Uniform Space and Time Behavior for Acoustic Resonators

TL;DR

This paper investigates the time-domain behavior of acoustic waves interacting with a subwavelength Minnaert bubble, deriving a point-approximation expansion that captures primary and resonant wave components, and analyzing their temporal evolution and decay.

Contribution

It provides a novel time-domain analysis of Minnaert resonance effects, including a point-approximation expansion and lifetime estimation of the resonant wave.

Findings

Resonant wave persists for a time proportional to the inverse of the bubble radius.

The resonant wave's lifetime is inversely related to the imaginary part of the Minnaert resonance.

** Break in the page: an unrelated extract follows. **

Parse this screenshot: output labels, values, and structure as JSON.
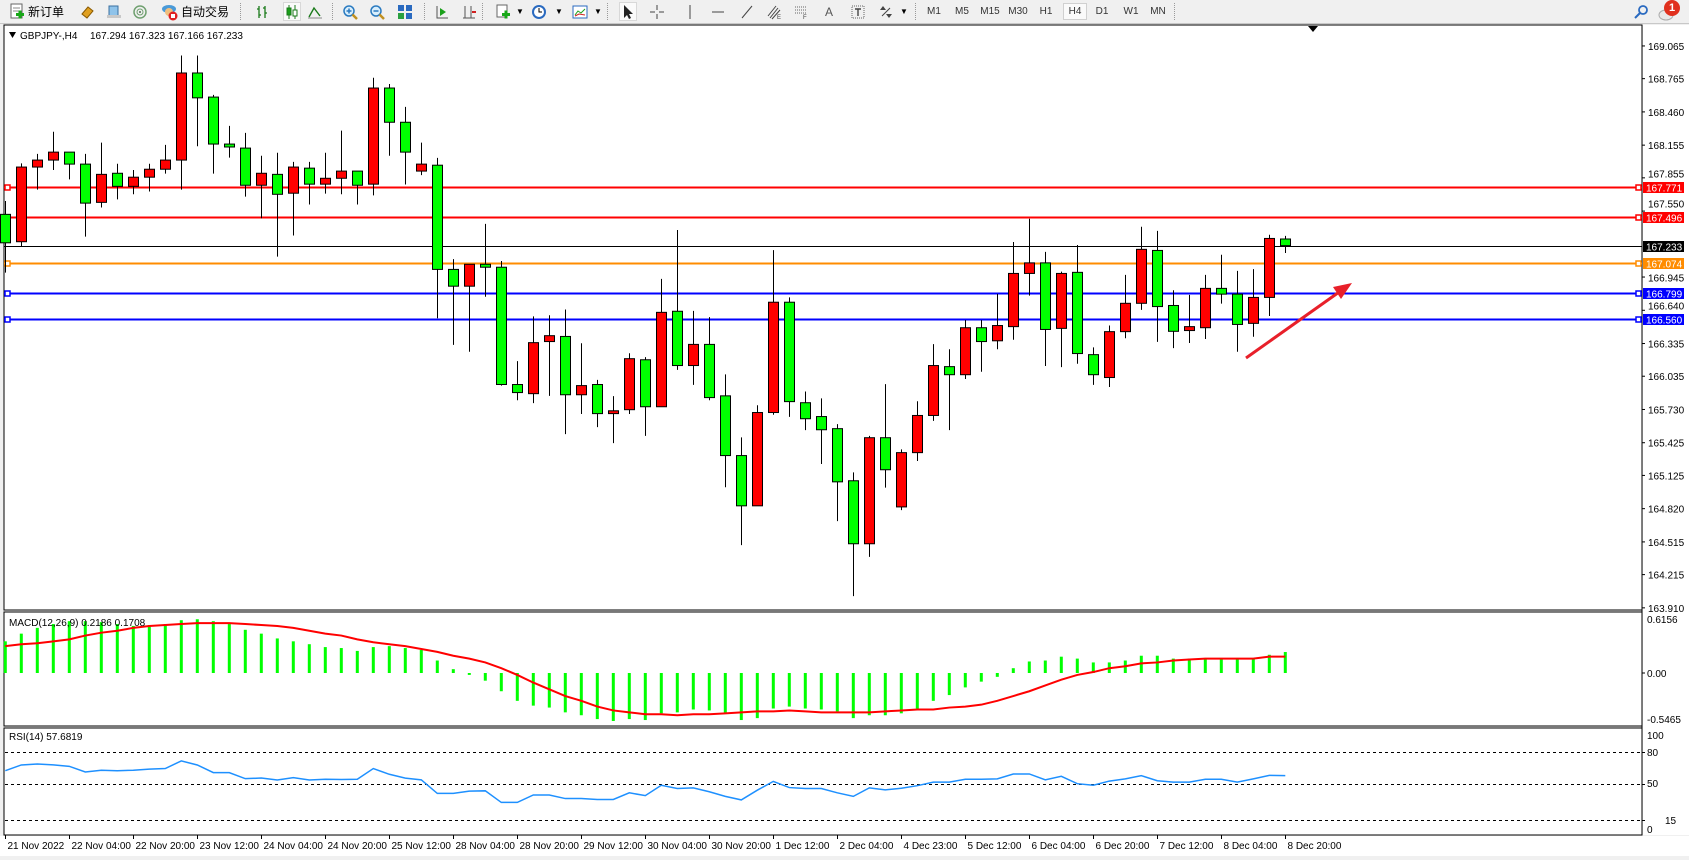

The period of the wave is determined by the real part of the resonance.

Abstract

We deal with the time-domain acoustic wave propagation in the presence of a subwavelength resonator given by a Minneart bubble. This bubble is small scaled and enjoys high contrasting mass density and bulk modulus. It is well known that, under certain regimes between these scales, such a bubble generates a single low-frequency (or subwavelength) resonance called Minnaert resonance. In this paper, we study the wave propagation governed by Minnaert resonance effects in time domain. We derive the point-approximation expansion of the wave field. The dominant part is a sum of two terms. 1. The first one, which we call the primary wave, is the wave field generated in the absence of the bubble. 2. The second one, which we call the resonant wave, is generated by the interaction between the bubble and the background. It is related to a Dirac-source, in space, that is modulated, in time, with a coefficient which is a solution of a $1$D Cauchy problem, for a second order differential equation, having as propagation and attenuation parameters the real and the imaginary parts, respectively, of the Minnaert resonance. We show that the evolution of the resonant wave remains valid for a large time of the order $\epsilon^{-1}$, where $\epsilon$ is the radius of the bubble, after which it collapses by exponentially decaying. Precisely, we confirm that such resonant wave have life-time inversely proportional to the imaginary part of the related subwavelength resonances, which is in our case given by the Minnaert one. In addition, the real part of this resonance fixes the period of the wave.